Seismic buildings codes usually specify lateral design forces in a formula that involves the seismicity of the region; the importance of the occupancy; the type, period, and weight of the structure; and sometimes the soil properties of the site. The intent of the code procedures is to achieve a structure that will withstand a minor earthquake without damage, withstand a moderate earthquake with negligible structural damage, and withstand a major earthquake without endangering human life.
ADVANTAGES AND DISADVANTAGES OF REINFORCED CONCRETE
Reinforced concrete has some characteristics that enhance its ability to resist earthquake forces, and others that are detrimental. Perhaps the greatest advantage of reinforced concrete construction is continuity.
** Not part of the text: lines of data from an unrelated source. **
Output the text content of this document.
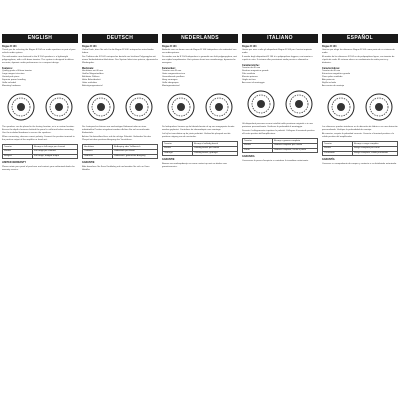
ENGLISH
Rogue R 104

Thank you for selecting the Rogue R 104 car audio speakers as part of your vehicle audio system.

The mid-woofer cone featured in the R 104 speakers is a lightweight polypropylene, with a silk dome tweeter. The system is designed to deliver accurate, dynamic audio performance in a compact design.

Features:
Quality grade of 40mm tweeter
Large magnet structure
Vented pole piece
Superior power handling
Grille included
Mounting hardware

The speakers can be placed in the factory location, or in a custom location. Ensure the depth clearance behind the panel is sufficient before mounting. Use the included hardware to secure the speakers.

When connecting, observe correct polarity. Connect the positive terminal to the positive output of the amplifier or head unit.

Tweeter	Bi-amp or full range per channel
Woofer	Full range per channel
Bridged	Full range, bridged output
LIMITED WARRANTY
Please retain your proof of purchase and contact your authorized dealer for warranty service.
DEUTSCH
Rogue R 104

Vielen Dank, dass Sie sich für die Rogue R 104 Lautsprecher entschieden haben.

Der Tieftöner der R 104 Lautsprecher besteht aus leichtem Polypropylen mit einem Seidenkalotten-Hochtöner. Das System liefert eine präzise, dynamische Wiedergabe.

Merkmale:
Hochtöner mit 40 mm
Großer Magnetaufbau
Belüfteter Polkern
Hohe Belastbarkeit
Gitter enthalten
Befestigungsmaterial

Die Lautsprecher können am werkseitigen Einbauort oder an einer individuellen Position eingebaut werden. Achten Sie auf ausreichende Einbautiefe.

Achten Sie beim Anschluss auf die richtige Polarität. Verbinden Sie den Pluspol mit dem positiven Ausgang des Verstärkers.

Hochtöner	Bi-Amping oder Vollbereich
Tieftöner	Vollbereich pro Kanal
Gebrückt	Vollbereich, gebrückter Ausgang
GARANTIE
Bitte bewahren Sie Ihren Kaufbeleg auf und wenden Sie sich an Ihren Händler.
NEDERLANDS
Rogue R 104

Bedankt voor uw keuze voor de Rogue R 104 luidsprekers als onderdeel van uw audiosysteem.

De woofer van de R 104 luidsprekers is gemaakt van licht polypropyleen, met een zijden koepeltweeter. Het systeem levert een nauwkeurige, dynamische weergave.

Kenmerken:
Tweeter van 40 mm
Grote magneetstructuur
Geventileerde poolkern
Hoog vermogen
Grille inbegrepen
Montagemateriaal

De luidsprekers kunnen op de fabriekslocatie of op een aangepaste locatie worden geplaatst. Controleer de inbouwdiepte voor montage.

Let bij het aansluiten op de juiste polariteit. Verbind de pluspool met de positieve uitgang van de versterker.

Tweeter	Bi-amp of volledig bereik
Woofer	Volledig bereik per kanaal
Gebrugd	Volledig bereik, gebrugd
GARANTIE
Bewaar uw aankoopbewijs en neem contact op met uw dealer voor garantieservice.
ITALIANO
Rogue R 104

Grazie per aver scelto gli altoparlanti Rogue R 104 per il vostro impianto audio.

Il woofer degli altoparlanti R 104 è in polipropilene leggero, con tweeter a cupola in seta. Il sistema offre prestazioni audio precise e dinamiche.

Caratteristiche:
Tweeter da 40 mm
Struttura magnetica grande
Polo ventilato
Elevata potenza
Griglia inclusa
Accessori di montaggio

Gli altoparlanti possono essere installati nella posizione originale o in una posizione personalizzata. Verificare la profondità di montaggio.

Durante il collegamento rispettare la polarità. Collegare il terminale positivo all'uscita positiva dell'amplificatore.

Tweeter	Bi-amp o gamma completa
Woofer	Gamma completa per canale
Ponte	Gamma completa, uscita a ponte
GARANZIA
Conservare la prova d'acquisto e contattare il rivenditore autorizzato.
ESPAÑOL
Rogue R 104

Gracias por elegir los altavoces Rogue R 104 como parte de su sistema de audio.

El woofer de los altavoces R 104 es de polipropileno ligero, con tweeter de cúpula de seda. El sistema ofrece un rendimiento de audio preciso y dinámico.

Características:
Tweeter de 40 mm
Estructura magnética grande
Pieza polar ventilada
Alta potencia
Rejilla incluida
Accesorios de montaje

Los altavoces pueden instalarse en la ubicación de fábrica o en una ubicación personalizada. Verifique la profundidad de montaje.

Al conectar, respete la polaridad correcta. Conecte el terminal positivo a la salida positiva del amplificador.

Tweeter	Bi-amp o rango completo
Woofer	Rango completo por canal
Puenteado	Rango completo, salida puenteada
GARANTÍA
Conserve su comprobante de compra y contacte a su distribuidor autorizado.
If one component fails, the load is transferred to other components and the structure stands. To achieve the benefits offered by continuity, a structure must have ductility. Ductility means the ability of individual members within a structure to deform permanently without suffering a significant loss of strength.
VALUE OF TRANSVERSE REINFORCEMENT
Knowledge gained from the 1971 San Fernando earthquake led to two major findings. First, if the soft first story concept is used, large permanent displacements are likely during major earthquakes. Second, when flexural hinging is anticipated in columns or beams, closely spaced and properly sized transverse reinforcement--ties, stirrups, spirals--is required to maintain a member's axial load and shear capacities.
BASIC STRUCTURAL TYPES
Three general types of structures now recognized by the Uniform Building Code are: bearing wall or box-type structure; moment resisting frame; and dual bracing system--a combined frame and wall system. Each structural system has its advantages and disadvantages, and the design standards for each system reflect the behavior of the major structural elements.